« Je l’ai vu là-bas, il a traversé la route ». Il y a deux semaines, Jérôme se trouvait dans sa voiture lorsqu’il est tombé nez à nez avec un loup. « Il était un peu paniqué et apeuré », se souvient cet habitant de Fréjus. « Je ne suis pas étonné qu’il soit là, mais plutôt de le voir à 10h30 du matin ».
Ces dernières années, les apparitions de loups se sont multipliées dans le département du Var. À tel point que leur présence, si bien redoutée, est aussi devenue banale pour les habitants. « Deux trois jours avant, une chèvre s’était fait attaquer juste là derrière », insiste au micro de BFM Toulon Var Jérôme.
Pour les spécialistes, la venue de l’animal en ville est due au manque de proie sauvage et l’extension des zones urbaines. « Il y a déjà quinze ou même vingt ans, on observait des loups près des villages et maisons. Simplement, aujourd’hui, il y a plus de loups dans plus de départements, donc il y a plus de possibilités que des loups viennent et passent près des maisons », analyse Jean-David Abel, référent du réseau biodiversité chez France Nature Environnement.
Les territoires fréquentés par le loup se sont continuellement étendus en dix ans, passant de moins de 10 départements à plus de 60.

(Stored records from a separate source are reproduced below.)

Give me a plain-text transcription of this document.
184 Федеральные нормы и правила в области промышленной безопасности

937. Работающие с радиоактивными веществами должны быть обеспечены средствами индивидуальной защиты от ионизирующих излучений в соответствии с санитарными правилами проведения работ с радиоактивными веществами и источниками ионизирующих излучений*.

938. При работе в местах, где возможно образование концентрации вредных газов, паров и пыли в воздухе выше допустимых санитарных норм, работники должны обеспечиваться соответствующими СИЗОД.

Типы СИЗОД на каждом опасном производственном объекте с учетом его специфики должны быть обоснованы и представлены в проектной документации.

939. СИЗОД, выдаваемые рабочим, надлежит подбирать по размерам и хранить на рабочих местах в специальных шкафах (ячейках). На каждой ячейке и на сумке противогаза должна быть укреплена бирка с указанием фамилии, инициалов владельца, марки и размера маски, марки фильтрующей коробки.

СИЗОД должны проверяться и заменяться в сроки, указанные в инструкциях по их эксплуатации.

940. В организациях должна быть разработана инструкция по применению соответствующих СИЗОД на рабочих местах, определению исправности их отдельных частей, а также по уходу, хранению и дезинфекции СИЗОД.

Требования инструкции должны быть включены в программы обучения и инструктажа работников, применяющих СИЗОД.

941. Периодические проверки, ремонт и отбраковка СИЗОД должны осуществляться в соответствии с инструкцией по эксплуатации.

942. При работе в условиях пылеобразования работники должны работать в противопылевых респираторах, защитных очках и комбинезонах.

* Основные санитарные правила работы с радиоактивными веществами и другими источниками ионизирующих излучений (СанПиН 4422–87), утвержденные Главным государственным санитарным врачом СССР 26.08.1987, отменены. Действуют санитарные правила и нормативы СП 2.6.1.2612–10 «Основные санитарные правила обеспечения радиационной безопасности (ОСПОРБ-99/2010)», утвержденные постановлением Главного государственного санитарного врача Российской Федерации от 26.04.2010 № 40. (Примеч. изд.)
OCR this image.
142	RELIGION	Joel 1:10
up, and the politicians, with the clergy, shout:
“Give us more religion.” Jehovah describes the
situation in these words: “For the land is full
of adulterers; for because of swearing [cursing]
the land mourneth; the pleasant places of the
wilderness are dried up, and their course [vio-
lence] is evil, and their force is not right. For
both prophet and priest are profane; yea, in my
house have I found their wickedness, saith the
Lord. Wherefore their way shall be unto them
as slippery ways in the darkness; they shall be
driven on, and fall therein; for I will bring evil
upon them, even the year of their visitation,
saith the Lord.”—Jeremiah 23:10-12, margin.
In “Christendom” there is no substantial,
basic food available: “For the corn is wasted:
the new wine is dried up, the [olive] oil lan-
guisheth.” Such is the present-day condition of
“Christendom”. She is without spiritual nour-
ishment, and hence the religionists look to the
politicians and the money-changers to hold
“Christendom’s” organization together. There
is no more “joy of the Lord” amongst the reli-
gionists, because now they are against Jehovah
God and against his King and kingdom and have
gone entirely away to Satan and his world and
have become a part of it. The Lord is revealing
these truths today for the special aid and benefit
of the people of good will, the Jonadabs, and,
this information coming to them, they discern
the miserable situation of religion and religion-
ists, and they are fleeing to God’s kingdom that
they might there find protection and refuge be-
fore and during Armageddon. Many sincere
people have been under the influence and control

Lundi, les ministres de l’Agriculture Annie Genevard et de la Transition écologique Mathieu Lefèvre ont annoncé qu’ils autoriseraient les tirs contre un loup ayant attaqué un troupeau même si ce dernier n’est pas protégé des attaques du canidé.
« Protégé ou non, l’éleveur aura le droit à un tir de défense », a souligné Annie Genevard en visite en Haute-Marne, département marqué par des attaques décuplées après l’installation récente d’une meute de loup.
Outre l’éleveur, les agents des brigades mobiles d’intervention spécialisées et les louvetiers pourront également effectuer des tirs « de prélèvement » (c’est-à-dire abattre des loups) et mener des battues « pour défendre aussi des élevages non protégés » a ajouté la ministre.
Interrogé, le cabinet du ministre délégué a souligné que cette « nouveauté » figurerait dans le futur arrêté, attendu « dans les prochaines semaines ».
Les ministres ont en outre confirmé qu’ils autorisaient en 2026 l’abattage de 21% des 1.082 loups dénombrés en France, avec « la possibilité d’activer les 2% supplémentaires » prévus, soit l’autorisation de tuer jusqu’à 248 loups. En 2025, le quota était de 19%, soit 190 loups tués.